I have no idea how to translate this without a verb "to have". 

Kellem (?)... ? ....

Also, I note that in English "I must have it" is _very strong_, _very emphatic. _One doesn't often hear this said.


----------



## NagyKiss

How about "Szükségem van arra" ?

Though it's "I need that".


----------



## jiris

Sorry I forgot to add a context–– at least in English there is no context required for this sentence, I think it's pretty much always the same. But in case you need one: 

You see something in a shop window that you must have.


----------



## jiris

NagyKiss said:


> How about "Szükségem van arra" ?
> 
> Though it's "I need that".



Yeah that seems pretty good. Though the only this I should have noted in my original post (I'll edit it) is that in English to say "I must have it" is _very _strong, very emphatic. If possible I would like to find an equivalent in Hungarian.


----------



## NagyKiss

How about "Ezt meg kell kapnom!"

_> Would it be also be okay to just say "Szükségem van." ?_

I'm not sure, since I, myself, just recently started studying Hungarian, but I think it's like saying in English "I need". Doesn't make much sense.


----------



## gorilla

Part of the problem is that we don't have "have" word, so we need to introduce a new verb.

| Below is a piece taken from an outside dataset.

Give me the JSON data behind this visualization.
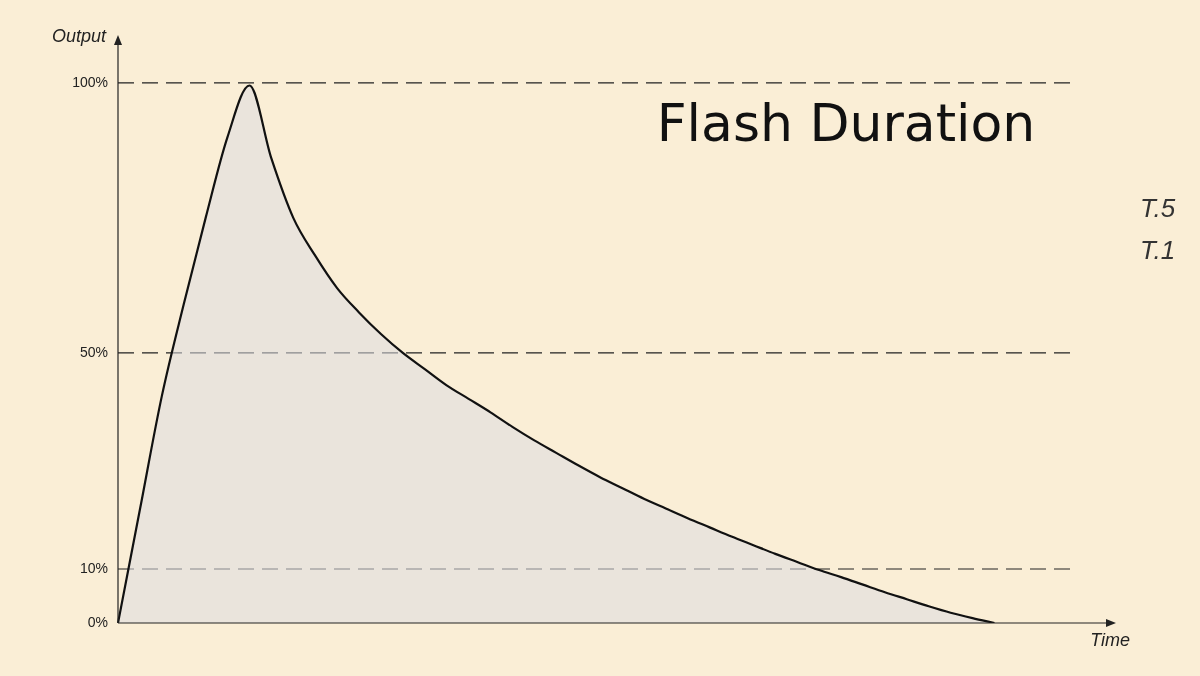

A general possibility is "megszerez" (get/obtain). It is ambiguous as to how you will get it (buy yourself, someone else buys, you steal it etc.)

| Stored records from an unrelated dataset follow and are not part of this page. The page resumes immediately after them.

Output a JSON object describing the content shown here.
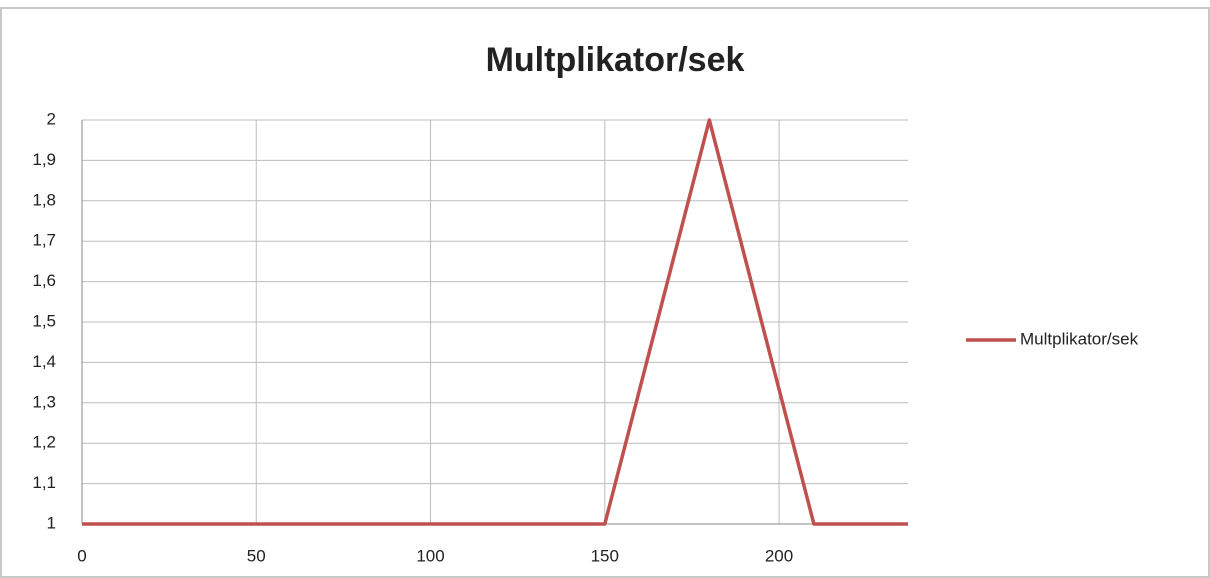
{
  "chart_data": {
    "type": "line",
    "title": "Multplikator/sek",
    "x": [
      0,
      150,
      180,
      210,
      237
    ],
    "series": [
      {
        "name": "Multplikator/sek",
        "color": "#c0504d",
        "values": [
          1,
          1,
          2,
          1,
          1
        ]
      }
    ],
    "xlim": [
      0,
      237
    ],
    "xticks": [
      0,
      50,
      100,
      150,
      200
    ],
    "ylim": [
      1,
      2
    ],
    "yticks": [
      1,
      {
        "value": 1.1,
        "label": "1,1"
      },
      {
        "value": 1.2,
        "label": "1,2"
      },
      {
        "value": 1.3,
        "label": "1,3"
      },
      {
        "value": 1.4,
        "label": "1,4"
      },
      {
        "value": 1.5,
        "label": "1,5"
      },
      {
        "value": 1.6,
        "label": "1,6"
      },
      {
        "value": 1.7,
        "label": "1,7"
      },
      {
        "value": 1.8,
        "label": "1,8"
      },
      {
        "value": 1.9,
        "label": "1,9"
      },
      2
    ],
    "grid": true,
    "legend": "right"
  }
}
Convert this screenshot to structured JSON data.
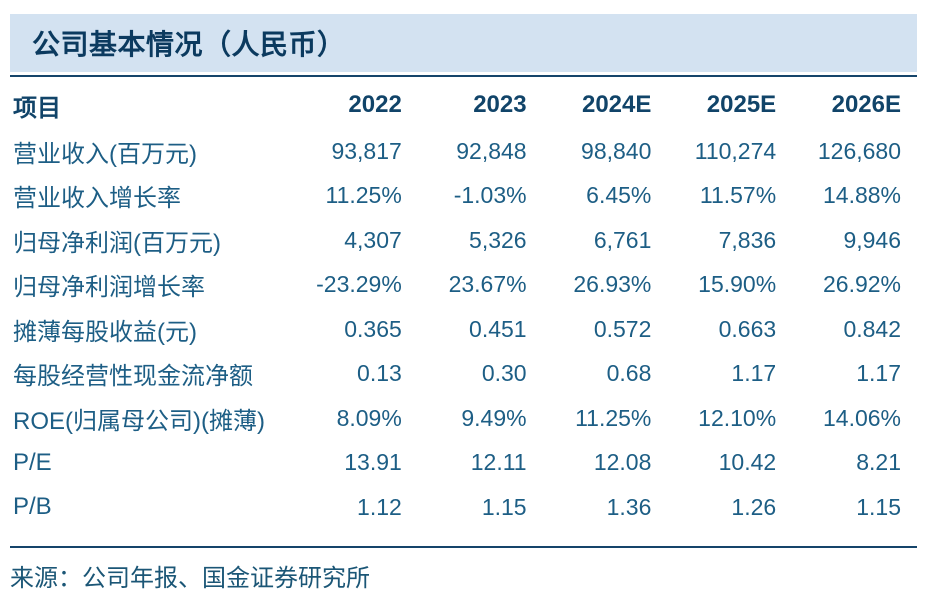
{
  "panel": {
    "title": "公司基本情况（人民币）",
    "source": "来源：公司年报、国金证券研究所"
  },
  "table": {
    "header": {
      "item_label": "项目",
      "years": [
        "2022",
        "2023",
        "2024E",
        "2025E",
        "2026E"
      ]
    },
    "rows": [
      {
        "label": "营业收入(百万元)",
        "values": [
          "93,817",
          "92,848",
          "98,840",
          "110,274",
          "126,680"
        ]
      },
      {
        "label": "营业收入增长率",
        "values": [
          "11.25%",
          "-1.03%",
          "6.45%",
          "11.57%",
          "14.88%"
        ]
      },
      {
        "label": "归母净利润(百万元)",
        "values": [
          "4,307",
          "5,326",
          "6,761",
          "7,836",
          "9,946"
        ]
      },
      {
        "label": "归母净利润增长率",
        "values": [
          "-23.29%",
          "23.67%",
          "26.93%",
          "15.90%",
          "26.92%"
        ]
      },
      {
        "label": "摊薄每股收益(元)",
        "values": [
          "0.365",
          "0.451",
          "0.572",
          "0.663",
          "0.842"
        ]
      },
      {
        "label": "每股经营性现金流净额",
        "values": [
          "0.13",
          "0.30",
          "0.68",
          "1.17",
          "1.17"
        ]
      },
      {
        "label": "ROE(归属母公司)(摊薄)",
        "values": [
          "8.09%",
          "9.49%",
          "11.25%",
          "12.10%",
          "14.06%"
        ]
      },
      {
        "label": "P/E",
        "values": [
          "13.91",
          "12.11",
          "12.08",
          "10.42",
          "8.21"
        ]
      },
      {
        "label": "P/B",
        "values": [
          "1.12",
          "1.15",
          "1.36",
          "1.26",
          "1.15"
        ]
      }
    ]
  },
  "colors": {
    "banner_bg": "#d3e2f1",
    "title_text": "#0b3a5f",
    "header_text": "#114469",
    "body_text": "#1d5e85",
    "rule": "#15446a",
    "source_text": "#1b5676"
  }
}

- "Ezt (mindenképp) meg kell szereznem!" / "Ezt muszáj megszereznem!" (I (absolutely) have to get/obtain this.)

In case of the shopping window example, I think a more concrete sentence would be better:
- "Ezt meg kell vennem!" / "Ezt muszáj megvennem!" (I have to buy this)

"Szükségem van erre." doesn't have enough emphasis. It's simply a neutral "I need this" without much emotional content, like a robot talking.


----------



## Zsanna

jiris said:


> I have no idea how to translate this without a verb "to have".
> 
> Kellem (?)... ? ....
> 
> Also, I note that in English "I must have it" is _very strong_, _very emphatic. _One doesn't often hear this said.

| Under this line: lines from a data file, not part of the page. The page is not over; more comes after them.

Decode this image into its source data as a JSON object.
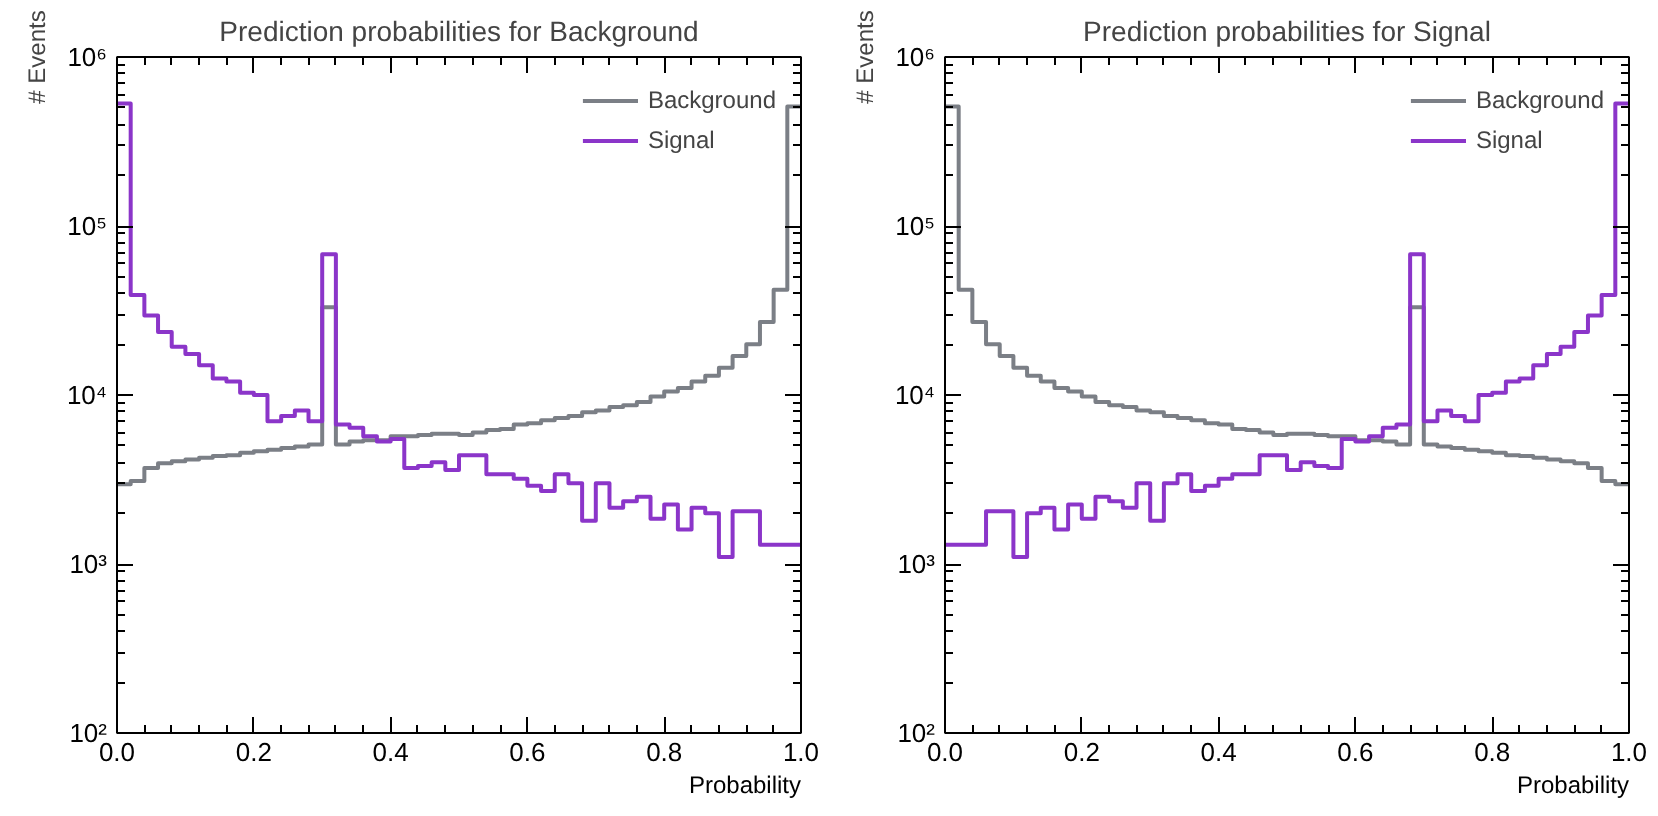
{
  "chart_data": [
    {
      "type": "histogram",
      "title": "Prediction probabilities for Background",
      "xlabel": "Probability",
      "ylabel": "# Events",
      "bins": [
        0,
        0.02,
        0.04,
        0.06,
        0.08,
        0.1,
        0.12,
        0.14,
        0.16,
        0.18,
        0.2,
        0.22,
        0.24,
        0.26,
        0.28,
        0.3,
        0.32,
        0.34,
        0.36,
        0.38,
        0.4,
        0.42,
        0.44,
        0.46,
        0.48,
        0.5,
        0.52,
        0.54,
        0.56,
        0.58,
        0.6,
        0.62,
        0.64,
        0.66,
        0.68,
        0.7,
        0.72,
        0.74,
        0.76,
        0.78,
        0.8,
        0.82,
        0.84,
        0.86,
        0.88,
        0.9,
        0.92,
        0.94,
        0.96,
        0.98,
        1.0
      ],
      "series": [
        {
          "name": "Background",
          "color": "#7b7f86",
          "values": [
            2960,
            3100,
            3700,
            3950,
            4050,
            4150,
            4250,
            4350,
            4400,
            4550,
            4650,
            4750,
            4850,
            4950,
            5100,
            33000,
            5100,
            5300,
            5400,
            5400,
            5700,
            5700,
            5800,
            5900,
            5900,
            5800,
            6000,
            6200,
            6300,
            6700,
            6800,
            7100,
            7300,
            7500,
            7900,
            8100,
            8500,
            8700,
            9100,
            9800,
            10500,
            11000,
            12000,
            13000,
            14500,
            17000,
            20000,
            27000,
            42000,
            510000
          ]
        },
        {
          "name": "Signal",
          "color": "#8b35c9",
          "values": [
            530000,
            39000,
            29500,
            23600,
            19300,
            17500,
            15000,
            12500,
            12000,
            10300,
            10000,
            7000,
            7500,
            8100,
            7000,
            68000,
            6700,
            6400,
            5700,
            5300,
            5500,
            3700,
            3800,
            4000,
            3600,
            4400,
            4400,
            3400,
            3400,
            3200,
            2900,
            2700,
            3400,
            3000,
            1800,
            3000,
            2150,
            2350,
            2500,
            1850,
            2250,
            1600,
            2150,
            2000,
            1100,
            2050,
            2050,
            1300,
            1300,
            1300
          ]
        }
      ],
      "log": "y",
      "xlim": [
        0,
        1
      ],
      "ylim": [
        100,
        1000000
      ],
      "xticks": [
        {
          "value": 0,
          "label": "0.0"
        },
        {
          "value": 0.2,
          "label": "0.2"
        },
        {
          "value": 0.4,
          "label": "0.4"
        },
        {
          "value": 0.6,
          "label": "0.6"
        },
        {
          "value": 0.8,
          "label": "0.8"
        },
        {
          "value": 1,
          "label": "1.0"
        }
      ],
      "yticks": [
        {
          "value": 100,
          "label": "10²"
        },
        {
          "value": 1000,
          "label": "10³"
        },
        {
          "value": 10000,
          "label": "10⁴"
        },
        {
          "value": 100000,
          "label": "10⁵"
        },
        {
          "value": 1000000,
          "label": "10⁶"
        }
      ],
      "legend": "top right",
      "grid": false
    },
    {
      "type": "histogram",
      "title": "Prediction probabilities for Signal",
      "xlabel": "Probability",
      "ylabel": "# Events",
      "bins": [
        0,
        0.02,
        0.04,
        0.06,
        0.08,
        0.1,
        0.12,
        0.14,
        0.16,
        0.18,
        0.2,
        0.22,
        0.24,
        0.26,
        0.28,
        0.3,
        0.32,
        0.34,
        0.36,
        0.38,
        0.4,
        0.42,
        0.44,
        0.46,
        0.48,
        0.5,
        0.52,
        0.54,
        0.56,
        0.58,
        0.6,
        0.62,
        0.64,
        0.66,
        0.68,
        0.7,
        0.72,
        0.74,
        0.76,
        0.78,
        0.8,
        0.82,
        0.84,
        0.86,
        0.88,
        0.9,
        0.92,
        0.94,
        0.96,
        0.98,
        1.0
      ],
      "series": [
        {
          "name": "Background",
          "color": "#7b7f86",
          "values": [
            510000,
            42000,
            27000,
            20000,
            17000,
            14500,
            13000,
            12000,
            11000,
            10500,
            9800,
            9100,
            8700,
            8500,
            8100,
            7900,
            7500,
            7300,
            7100,
            6800,
            6700,
            6300,
            6200,
            6000,
            5800,
            5900,
            5900,
            5800,
            5700,
            5700,
            5400,
            5400,
            5300,
            5100,
            33000,
            5100,
            4950,
            4850,
            4750,
            4650,
            4550,
            4400,
            4350,
            4250,
            4150,
            4050,
            3950,
            3700,
            3100,
            2960
          ]
        },
        {
          "name": "Signal",
          "color": "#8b35c9",
          "values": [
            1300,
            1300,
            1300,
            2050,
            2050,
            1100,
            2000,
            2150,
            1600,
            2250,
            1850,
            2500,
            2350,
            2150,
            3000,
            1800,
            3000,
            3400,
            2700,
            2900,
            3200,
            3400,
            3400,
            4400,
            4400,
            3600,
            4000,
            3800,
            3700,
            5500,
            5300,
            5700,
            6400,
            6700,
            68000,
            7000,
            8100,
            7500,
            7000,
            10000,
            10300,
            12000,
            12500,
            15000,
            17500,
            19300,
            23600,
            29500,
            39000,
            530000
          ]
        }
      ],
      "log": "y",
      "xlim": [
        0,
        1
      ],
      "ylim": [
        100,
        1000000
      ],
      "xticks": [
        {
          "value": 0,
          "label": "0.0"
        },
        {
          "value": 0.2,
          "label": "0.2"
        },
        {
          "value": 0.4,
          "label": "0.4"
        },
        {
          "value": 0.6,
          "label": "0.6"
        },
        {
          "value": 0.8,
          "label": "0.8"
        },
        {
          "value": 1,
          "label": "1.0"
        }
      ],
      "yticks": [
        {
          "value": 100,
          "label": "10²"
        },
        {
          "value": 1000,
          "label": "10³"
        },
        {
          "value": 10000,
          "label": "10⁴"
        },
        {
          "value": 100000,
          "label": "10⁵"
        },
        {
          "value": 1000000,
          "label": "10⁶"
        }
      ],
      "legend": "top right",
      "grid": false
    }
  ]
}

Aha, so it is not "to have" but must have (or have to have? Not a lucky example... )!

That is: kell. No conjugation, no difference between *must* and *have to*.

E.g.
I must have/have to have that book. = Kell (nekem) az a könyv.
You  "    "       "       "        "      "      = Kell neked az a könyv.
He/she .....                                    = Kell neki az a könyv.

etc.


----------



## Zsanna

NagyKiss said:


> How about "Ezt meg kell kapnom!" -
> 
> _> Would it be also be okay to just say "Szükségem van." ? _ - even if it is an equivalent of *need* (you can "badly need" something, too...)


----------



## jiris

Okay, thanks for all your responses. It seems like using a more specific verb works well. 

"Ezt (mindenképp) meg kell szereznem!" / "Ezt muszáj megszereznem!" 
Kell (nekem) .... 

I am reading these over trying to get a sense for the relative intensity of the utterances. The first two seem quite strong, the construction with "kell" seems more regular, I would expect that it's more commonly used, but really I'm mostly guessing. Although the verb muszáj, I saw in the dictionary, has the sense of "being obliged" [by external forces, I assume] which isn't the sense I have in mind. 

What about this: _Ezt kell birtokolnom_
_Possession_ is really what I had in mind, "I must possess it"


----------



## Encolpius

I must have it. Ez kell nekem. 
But without a concrete context it is hard to find the proper answer.
I must have that hot girl. Az a szexi csaj kell nekem!


----------



## francisgranada

I agree with Encolpius in the sense that "Ez kell nekem" is probably the expression that fits the Enlgish "I must have it" in most (many) cases. Depending on context, "Ezt meg kell vennem/kapnom/szereznem" or more _strongly  _"Ezt muszáj  megvennem/megszereznem/megkapnom" are of course also valid. 



jiris said:


> What about this: _Ezt kell birtokolnom_


Grammatically ok, but in this case the usage of _birtokolni _seems to be a bit "exaggerated" (to say so) ... (perhaps also in English using _to possess _instead of the "simple" _to have _...) 



> ... at least in English there is no context required for this sentence ...


I am sorry, but this is an illusion  ... (one usually doesn't feel the need of a context in one's own mother tongue).


----------



## Zsanna

In other words, let us ensure you that you can't have anything stronger than "kell" very easily.


----------